Our brains associate eccentricity and creativity in musicians, painters, writers and other artists — as long as weirdness doesn't feel like a gimmick. At the South by Southwest festival, Lady Gaga invited a performance artist to surrender on her, in a move that probably provoked some to question her artistic vision, if not her mental health. For others, the act probably only contributed to her mystique, making her music much more fun. New research shows that an artist's eccentricity, even in areas irrelevant to the medium of expression, can improve our perception of the artist's work. But there's a catch: the eccentric behavior can't be a gimmick.

Eccentricity

In our minds, eccentricity and creativity come together like, well, Bjork and swans. Just as generating a creative idea requires you to deviate from conventional ways of thinking, whimsy implies deviation from conventional social behavior. If you ignore the rules in one domain, you can ignore them in another domain as well. Once we form a stereotype of the whimsical artist, we can see those who better fit the stereotype as better performers.
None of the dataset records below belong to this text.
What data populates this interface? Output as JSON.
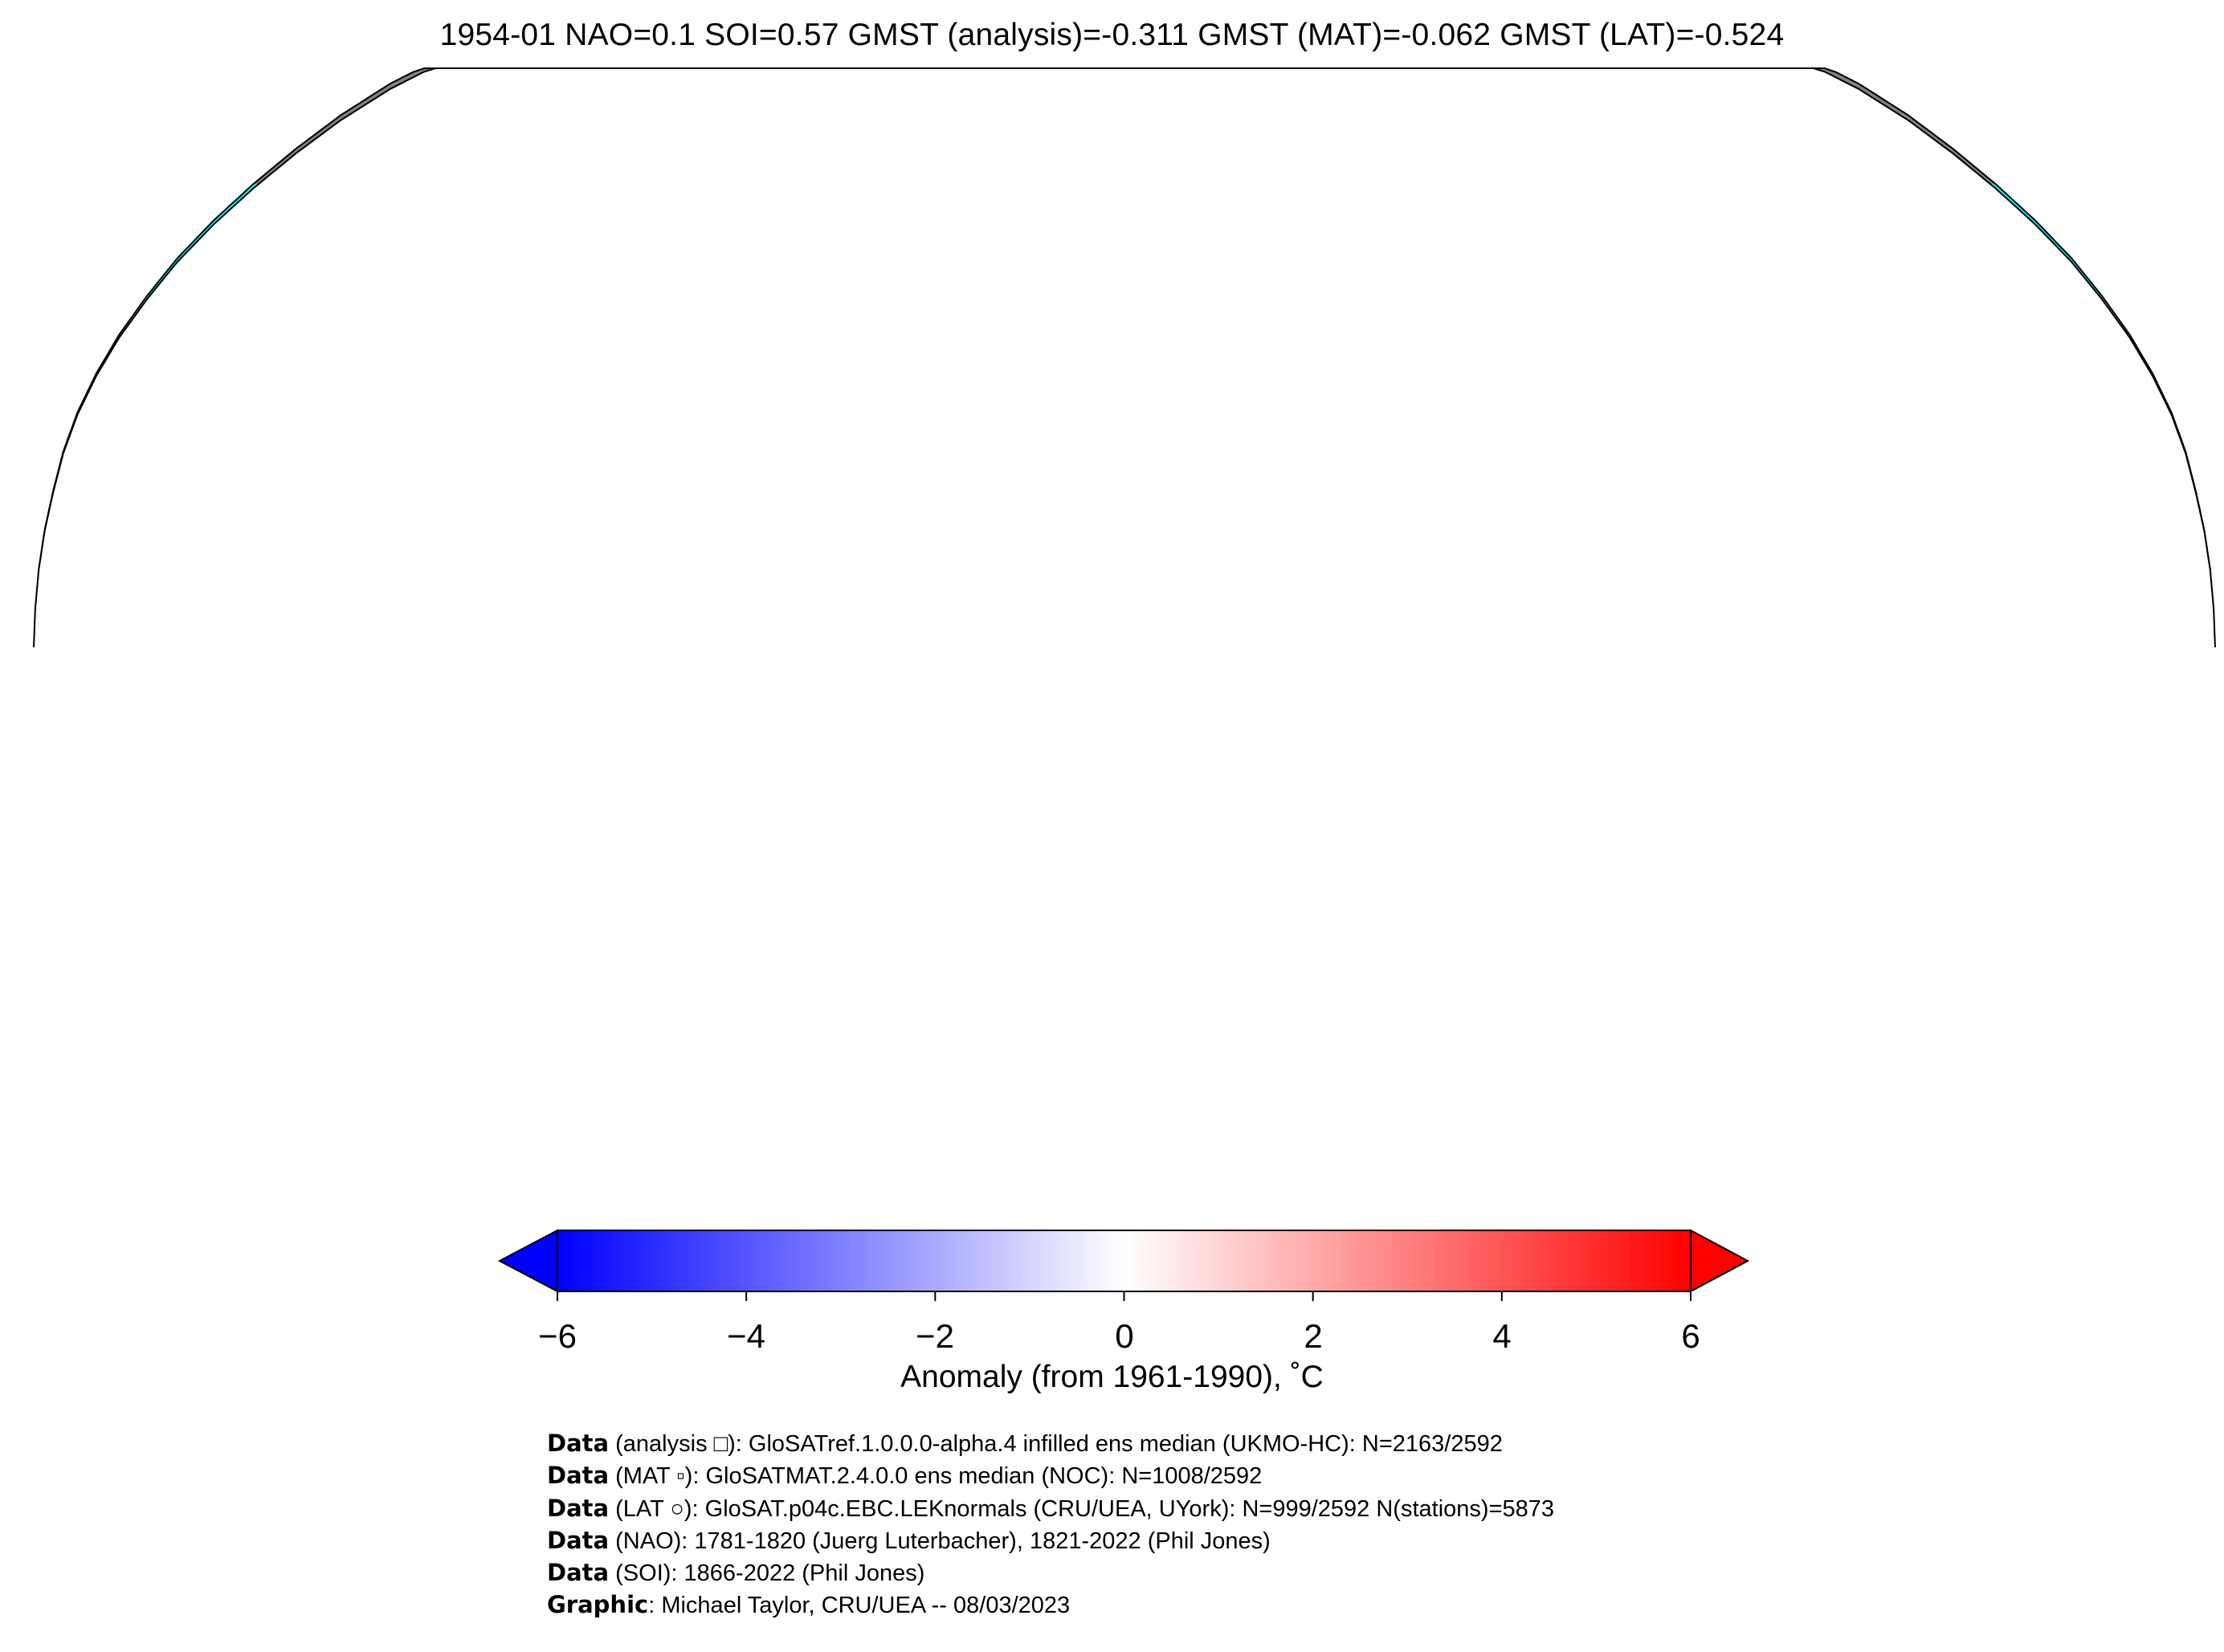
{
  "title": "1954-01 NAO=0.1 SOI=0.57 GMST (analysis)=-0.311 GMST (MAT)=-0.062 GMST (LAT)=-0.524",
  "colorbar": {
    "colors": [
      "#0000ff",
      "#ffffff",
      "#ff0000"
    ],
    "min": -6,
    "max": 6,
    "extend": "both",
    "ticks": [
      {
        "value": -6,
        "label": "−6"
      },
      {
        "value": -4,
        "label": "−4"
      },
      {
        "value": -2,
        "label": "−2"
      },
      {
        "value": 0,
        "label": "0"
      },
      {
        "value": 2,
        "label": "2"
      },
      {
        "value": 4,
        "label": "4"
      },
      {
        "value": 6,
        "label": "6"
      }
    ],
    "label": "Anomaly (from 1961-1990), ˚C"
  },
  "map": {
    "projection": "Robinson",
    "grid_resolution_deg": 5,
    "sea_ice_color": "#00ffff",
    "antarctica_color": "#808080",
    "gridline_color": "#c080c0"
  },
  "credits": [
    {
      "bold": "Data",
      "text": " (analysis □): GloSATref.1.0.0.0-alpha.4 infilled ens median (UKMO-HC): N=2163/2592"
    },
    {
      "bold": "Data",
      "text": " (MAT ▫): GloSATMAT.2.4.0.0 ens median (NOC): N=1008/2592"
    },
    {
      "bold": "Data",
      "text": " (LAT ○): GloSAT.p04c.EBC.LEKnormals (CRU/UEA, UYork): N=999/2592 N(stations)=5873"
    },
    {
      "bold": "Data",
      "text": " (NAO): 1781-1820 (Juerg Luterbacher), 1821-2022 (Phil Jones)"
    },
    {
      "bold": "Data",
      "text": " (SOI): 1866-2022 (Phil Jones)"
    },
    {
      "bold": "Graphic",
      "text": ": Michael Taylor, CRU/UEA -- 08/03/2023"
    }
  ]
}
In a study listeners kept rap songs better if they thought the musicians were black. For a paper , several experiments were conducted. First, they showed the participants a picture of Van Gogh's sunflowers and told them that the painter had probably cut his own earlobe. Viewers with this information liked the painting more. In another, participants looked at three works of art and half were told that the (fictional) artist was personally eccentric. These topics liked the works better and were willing to pay more than four times as much for them.